Agafon (Агафо́н) is a Russian Christian male first name. The name is derived from the Greek word agathon, meaning kindness, goodness. Variants of this name used by the common people include Agafony (Агафо́ний), Ogafon (Огафо́н), Ogofon (Огофо́н), and Ogafony (Огафо́ний). Other colloquial forms include Gapon (Гапо́н) and Gafon (Гафо́н). The substandard colloquial form Agapon (Агапо́н) was also used.

The diminutives of "Agafon" are Aga (А́га), Gafa (Га́фа), and Gasha (Га́ша), as well as Agafonka (Агафо́нка), Agafonya (Агафо́ня), Afonya (Афо́ня), Fonya (Фо́ня), Agafosha (Агафо́ша), Fosha (Фо́ша), Aganya (Ага́ня), Agasha (Ага́ша), Agaposha (Агапо́ша), Gaposha (Гапо́ша), and Gapa (Га́па). Also used rarely are Gafya (Гафья) and Gafka (Гафка).

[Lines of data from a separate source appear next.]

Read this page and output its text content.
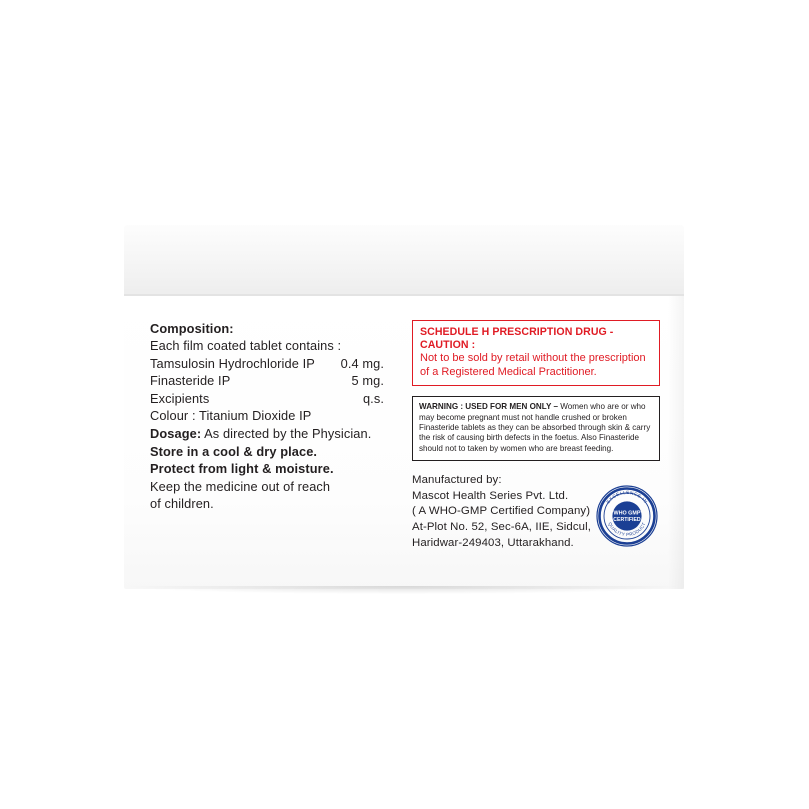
Composition:
Each film coated tablet contains :
Tamsulosin Hydrochloride IP 0.4 mg.
Finasteride IP	5 mg.
Excipients	q.s.
Colour : Titanium Dioxide IP
Dosage: As directed by the Physician.
Store in a cool & dry place.
Protect from light & moisture.
Keep the medicine out of reach
of children.
SCHEDULE H PRESCRIPTION DRUG - CAUTION :
Not to be sold by retail without the prescription
of a Registered Medical Practitioner.

WARNING : USED FOR MEN ONLY – Women who are or who may become pregnant must not handle crushed or broken Finasteride tablets as they can be absorbed through skin & carry the risk of causing birth defects in the foetus. Also Finasteride should not to taken by women who are breast feeding.

Manufactured by:
Mascot Health Series Pvt. Ltd.
( A WHO-GMP Certified Company)
At-Plot No. 52, Sec-6A, IIE, Sidcul,
Haridwar-249403, Uttarakhand.
EXCELLENCE IN
QUALITY PRODUCT
WHO GMP
CERTIFIED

The patronymics derived from "Agafon" are "Агафо́нович" (Agafonovich; masculine) and its colloquial form "Агафо́ныч" (Agafonych), and "Агафо́новна" (Agafonovna; feminine).

"Agaton" is the Westernized form of this first name.

Last names derived from this first name include Agafonov and possibly Agin, Agish, and Agishev.